Published 02/01/2019, 07:29 AM
Updated 02/01/2019, 09:10 AM
© Bloomberg. Pedestrians pass a Turkish flag hanging from the Fatih Mosque ahead of a demonstration against the relocation of the U.S. embassy to Jerusalem in Istanbul, Turkey, on Friday, May 11, 2018. No major power recognized Israeli sovereignty in Jerusalem until U.S. President Donald Trump did so on Dec. 6.

(Bloomberg) -- Turkey’s top economic body ruled out seeking support from the International Monetary Fund, in an effort to end market speculation that Ankara is in touch with the Washington-based lender to negotiate a rescue package.
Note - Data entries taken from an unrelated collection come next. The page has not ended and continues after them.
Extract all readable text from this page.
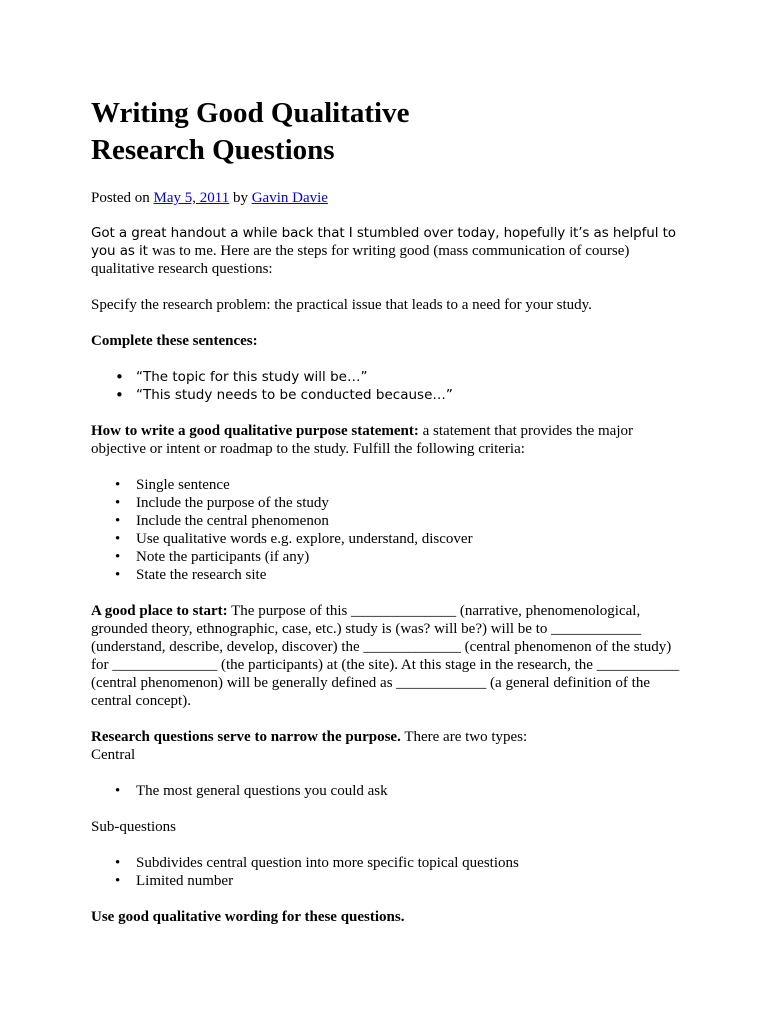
Writing Good Qualitative
Research Questions
Posted on May 5, 2011 by Gavin Davie

Got a great handout a while back that I stumbled over today, hopefully it’s as helpful to you as it was to me. Here are the steps for writing good (mass communication of course) qualitative research questions:

Specify the research problem: the practical issue that leads to a need for your study.

Complete these sentences:

• “The topic for this study will be…”
• “This study needs to be conducted because…”

How to write a good qualitative purpose statement: a statement that provides the major objective or intent or roadmap to the study. Fulfill the following criteria:

• Single sentence
• Include the purpose of the study
• Include the central phenomenon
• Use qualitative words e.g. explore, understand, discover
• Note the participants (if any)
• State the research site

A good place to start: The purpose of this ______________ (narrative, phenomenological, grounded theory, ethnographic, case, etc.) study is (was? will be?) will be to ____________ (understand, describe, develop, discover) the _____________ (central phenomenon of the study) for ______________ (the participants) at (the site). At this stage in the research, the ___________ (central phenomenon) will be generally defined as ____________ (a general definition of the central concept).

Research questions serve to narrow the purpose. There are two types:
Central

• The most general questions you could ask

Sub-questions

• Subdivides central question into more specific topical questions
• Limited number

Use good qualitative wording for these questions.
Those spreading the rumors are carrying out a propaganda war to “harm the Turkish government, the Turkish economy and Turkish people,” the Treasury and Finance Ministry said in an emailed statement on Friday. “This sick state of mind has reached a dangerous level.”

Market chatter about a possible agreement with the IMF intensified after the lira lost more than a quarter of its value in August last year. The currency crash pushed consumer inflation to over four times the official target of 5 percent and may have even tipped the economy into its first recession in a decade by hurting everything from domestic demand to industrial output.

Turkish officials have repeatedly said the economy’s fundamentals are strong notwithstanding the turmoil in financial markets. The Treasury cited its level of indebtedness, rollover ratios and its fiscal discipline as reasons why “it’s out of the question for Turkey’s path to cross with that of the IMF.”

After last year’s market rout, President Recep Tayyip Erdogan said Turkey would never take another loan from the IMF as the lender’s conditions make it impossible to pursue an independent foreign policy.

The Treasury’s latest intervention is unlikely to silence Turkey watchers who are convinced that the nation will eventually need an IMF anchor to stabilize its economy.

The announcement on Friday is “a case of biting off your nose to spite your face,” said Timothy Ash, a strategist at BlueBay Asset Management in London. “If Turkey actually went on an IMF program, it would reduce risk premiums, rally the lira and bring forward” interest rate cuts.